Armitage Auctions, which has come under fire in the past for selling other Nazi items, defended the sale of a German eagle crest featuring a swastika, arguing “there are many forms of memorabilia relating to horrific periods in history”, and that “people are interested in artefacts associated with these events”.
“We can understand completely that the sight of items relating to the atrocities that occurred in the war could be upsetting, and to those affected we are sorry,” auctioneer and director Neil O’Brien told The AJN on Tuesday.
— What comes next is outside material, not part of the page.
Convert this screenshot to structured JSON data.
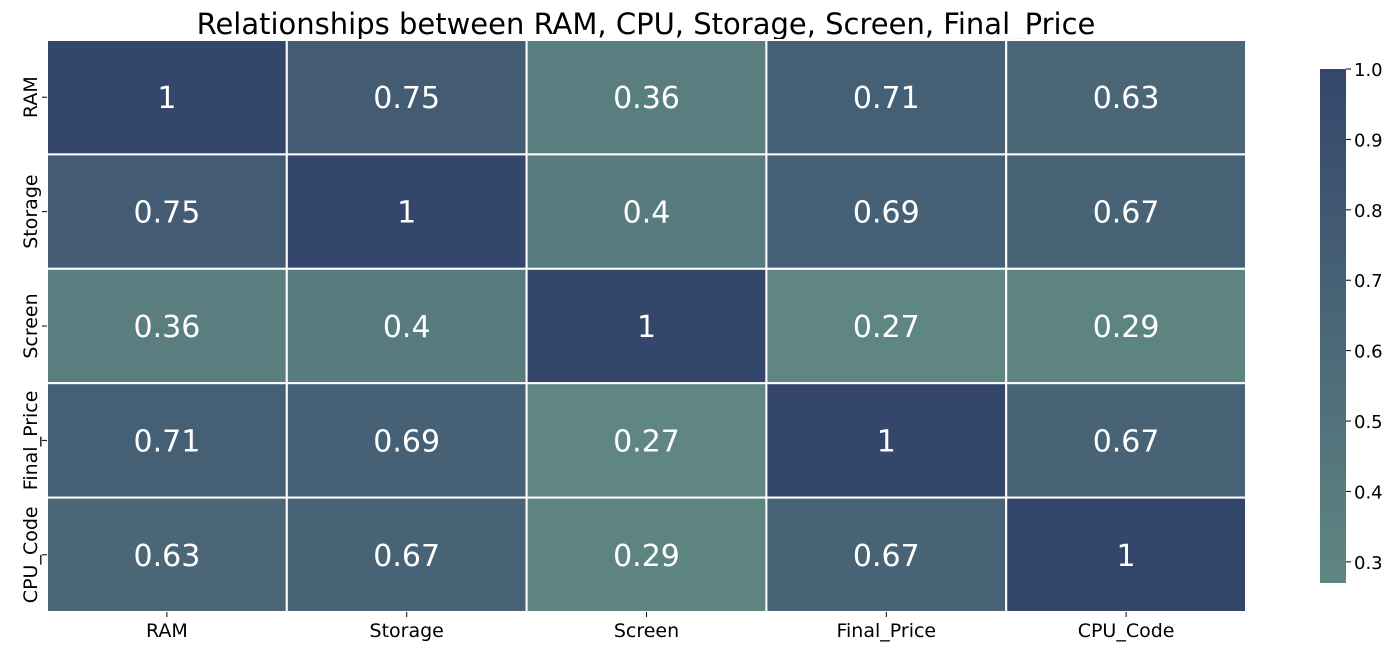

Stating, “While we obviously condemn what happened in the war along with similar atrocities throughout history,” O’Brien said, “The majority of the people we have dealt with who collect these items are collectors of all war memorabilia not just German, and collect on a historical basis, not with the intention of spreading hate and antisemitism.”
Noting that the items are legal to sell, O’Brien added, “We wish that we did not have to make a decision on morally what we should or should not be selling.”
Executive Council of Australian Jewry co-CEO Peter Wertheim told The AJN auctions such as these normalised the “brutal horrors of Nazi rule” and were “especially problematical at a time of rising fear and uncertainty”.
“Items of Nazi memorabilia are often used to promote or glorify racism, bigotry, hatred and even violence,” Wertheim said.
“Many auction houses refuse to engage in this morally repugnant trade. They put to shame those which continue to do so.”
O’Brien hit back, saying, “Along with almost all general auction houses around the country, we have sold all types of war memorabilia including German related items for over 30 years.
“The majority of the items that we have sold recently are from collectors who have had the items for a long time and are getting older and need the money, or refining their collections.”
Repeating his call for state governments to ban the sale of Nazi memorabilia, Anti-Defamation Commission chairman Dvir Abramovich lamented, “I’m sure that Hitler would be glad to know in today’s Australia the blood-stained instruments of his regime’s monstrous crimes are proudly offered for sale and are available for neo-Nazis and Third Reich worshippers who are nourished by and revel in this stuff.”